Homemade Marshmallows

recipe from Barefoot Contessa Family Style Cookbook, 2002

(Yield: 20-40 marshmallows, depending on size of squares you cut)


  • 3 packages unflavored gelatin
  • 1 1/2 cups granulated sugar
  • 1 cup light corn syrup
  • 1/4 teaspoon kosher salt
  • 1 tablespoon pure vanilla extract
  • Confectioners’ sugar, for dusting


Combine the gelatin and 1/2 cup of cold water in the bowl of an electric mixer fitted with the whisk attachment and allow to sit while you make the syrup. It will become very thick and granular. marshmallow2

Meanwhile, combine the sugar, corn syrup, salt, and 1/2 cup water in a small saucepan and cook over medium heat until the sugar dissolves. Raise the heat to high and cook until the syrup reaches 240 degrees on a candy thermometer.marshmallow3

Remove from the heat.

With the mixer on low speed, slowly pour the sugar syrup into the dissolved gelatin.marshmallow4

Be very careful as you do this step. That syrup is very hot!

After all the syrup has been added, put the mixer on high speed and whip until the mixture is very thick. This process will take approximately about 15 minutes.


And it will grow…


And grow.


Add the vanilla and mix again once more thoroughly to fully incorporate.


Look at that! I love how glossy and thick they become. (and I love that little precious pottery bulldog peeking around the mixer… can you spot him?!?) 

With a sieve, generously dust an 9 x 13 inch non-metal baking dish with confectioners’ sugar. Pour the marshmallow mixture into the pan, smooth the top with damp fingertips, and dust with more confectioners’ sugar.

They don’t have to be perfect, just get it into a single layer.


Allow to stand uncovered overnight until it dries out.  At least 8 hours or so.

When ready to cut, use a flexible, serrated knife, to loosen the edges around the pan, and cut them into squares.


It helps if the knife has been run under hot water and dried in between cuts to keep the edges clean and the squares more uniform in size.

Just take your time! Remember: It’s a process.



Dust them with more confectioners’ sugar on all sides and keep in an air-tight container with layers of parchment paper in between the layers so they don’t stick together.

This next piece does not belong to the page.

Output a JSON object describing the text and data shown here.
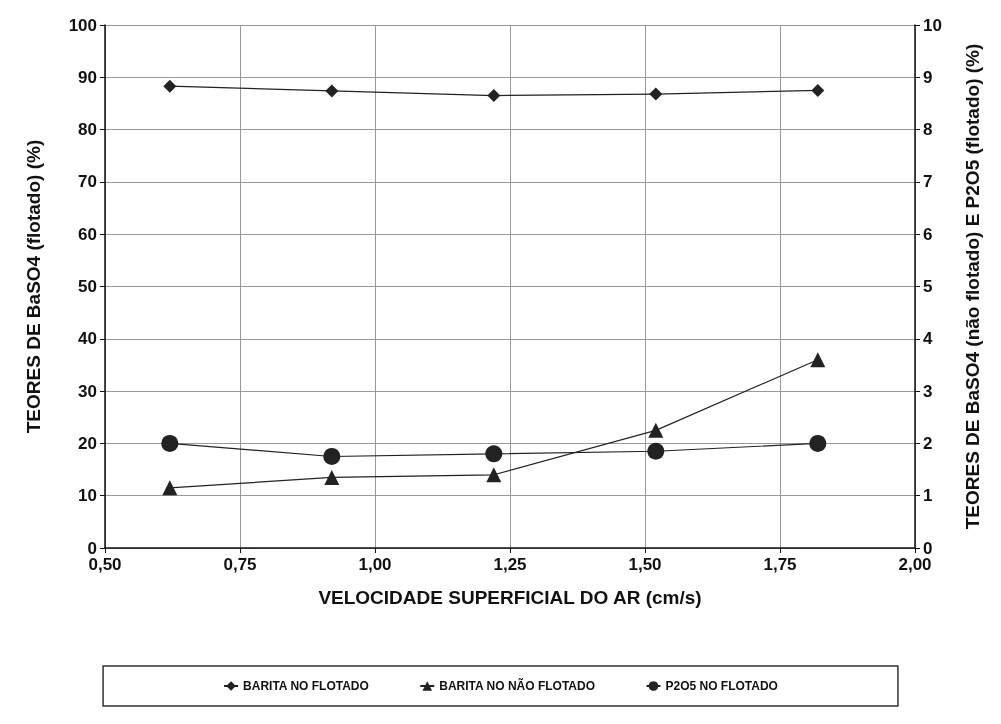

Will keep up to 2 weeks time.

**A few Notes:

  • I later learned that the trick to getting the marshmallows out of the pan is to line the pan with parchment paper, so that the sides overlap and you have wings, or tabs to pull up on. Then, sprinkle the bottom of the pan completely with powdered sugar, as we have done, and lightly grease the side of the pan with a non-stick cooking spray. They should lift out easily, and then you can turn out onto a powdered sugar covered board and cut into desired shapes.
  • Tips on cutting: The real secret to clean lines when cutting is the more powdered sugar, the better! Don’t shy away or skimp on the sprinkling. It is the same concept as flouring your cookie cutters when making cut-out cookies. Sugar your knife in between making cuts, and occasionally, rinse clean in warm water so that the knife glides along the marshmallows and prevents it from tearing.
  • Wanting to cut out into shapes? Lightly grease and then coat your cutters in powdered sugar and then press firmly and lift the shapes out. Continue to dust the cutters in between each cut to prevent sticking. Use shapes like hearts, stars, squares and circles for best results as the shapes are more simple and not quite as intricate.
  • A great variation on this original recipe would be Toasted Coconut Marshmallows. You can see full recipe here. Those would make beautiful homemade gifts wrapped up in a clear, glassine bag with a nice bow.

My favorite way to enjoy them?

marshmallow in mug

Floating in a mug of hot chocolate with a good book in hand curled up in my favorite arm chair on a slow Sunday evening. Truly, the best things in life are so simple and often free. Such a simple pleasure.